Essence AI

In this project, I explore the latent representations that exist between lyric-space and pixel-space with generative AI. My goal is to capture the essence of music through visual art.
I believe that creativity, imagination, and truth exist in a complex, high dimensional space. This space is where the human mind operates, and in some ways, is not unlike the latent space that sits beneath todays growing foundation models (e.g. GPT-X, DALL-E, etc). Obscure from the outside, but when probed correctly, can reveal the beautiful concepts and patterns that are encoded deep in the maze of weights and biases. We call these concepts and patterns, ideas.
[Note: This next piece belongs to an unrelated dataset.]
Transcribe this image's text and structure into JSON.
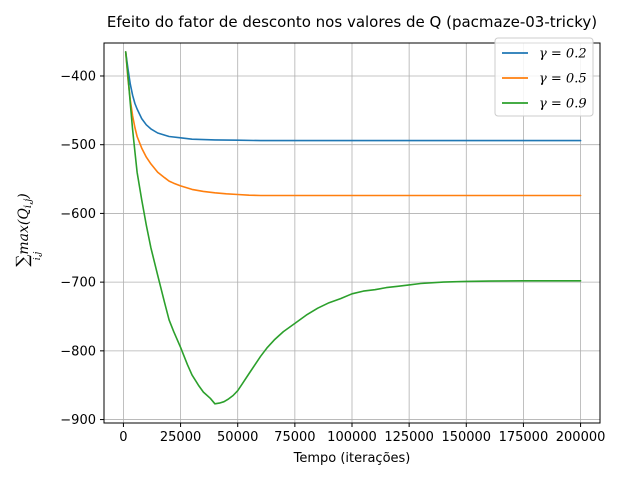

Ideas are intangible. They exist as amorphous things in some complex latent space. As humans, we assign them identity through one or more modalities of our sensory capability — light, sound, taste, temperature, pressure, and smell. For example, when I see a wood burning fireplace, I am stimulated to recall the idea of a cold winter day at my grandparents house. This idea is much greater than just the visual depiction of a fireplace. Its the smell of dried burning oak, the sound of my grandmother whistling in the kitchen, the feel of warmth on by back — all encoded in a high dimensional, graph-like representation of information.
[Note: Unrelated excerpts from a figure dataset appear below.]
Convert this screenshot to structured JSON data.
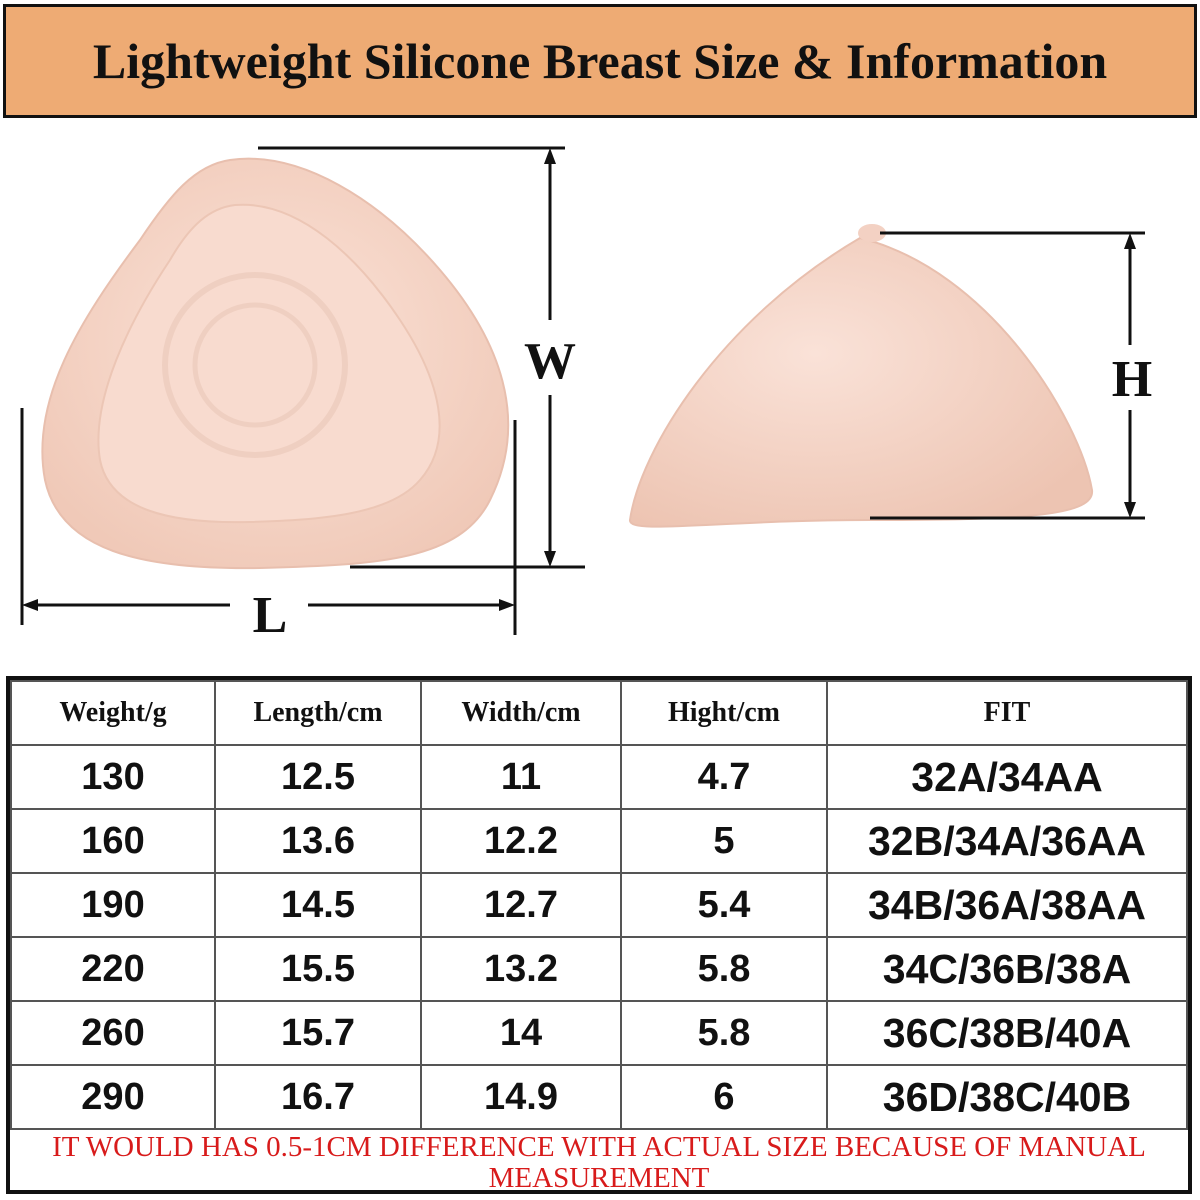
{
  "header": {
    "title": "Lightweight Silicone Breast Size & Information"
  },
  "diagram": {
    "width_label": "W",
    "height_label": "H",
    "length_label": "L"
  },
  "table": {
    "columns": [
      "Weight/g",
      "Length/cm",
      "Width/cm",
      "Hight/cm",
      "FIT"
    ],
    "rows": [
      [
        130,
        12.5,
        11,
        4.7,
        "32A/34AA"
      ],
      [
        160,
        13.6,
        12.2,
        5,
        "32B/34A/36AA"
      ],
      [
        190,
        14.5,
        12.7,
        5.4,
        "34B/36A/38AA"
      ],
      [
        220,
        15.5,
        13.2,
        5.8,
        "34C/36B/38A"
      ],
      [
        260,
        15.7,
        14,
        5.8,
        "36C/38B/40A"
      ],
      [
        290,
        16.7,
        14.9,
        6,
        "36D/38C/40B"
      ]
    ]
  },
  "note": "IT WOULD HAS 0.5-1CM DIFFERENCE WITH ACTUAL SIZE BECAUSE OF MANUAL MEASUREMENT"
}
As humans, we do not have the ability to communicate in this high dimensional space of true signal. So, we must first compress ideas into a lower dimensional representation; a modality through which that information can be transferred (e.g. visual depiction of fireplace). Of course, there is loss associated with this compression. Similarly, there is a reconstruction loss associated with the reception of a modal signal. When another person is prompted with an image of a fireplace, they [instinctively] reconstruct that signal into a high dimensional idea that is biased with their life experience and world view. This is the reason why two humans can receive the same signal, but perceive two entirely different ideas from it. The reason for misunderstanding. Also the reason for creative interpretation.
In this project, I intend to combine the signals of words and sound (lyrics/audio) from my favorite songs into visual art with generative AI. Imparting biases from both my own brain's neural network, as well as modern, artificial neural networks, to visually capture the essence of music.
I'm inspired by the idea that one day, humans will communicate at the idea level, without the need to compress information.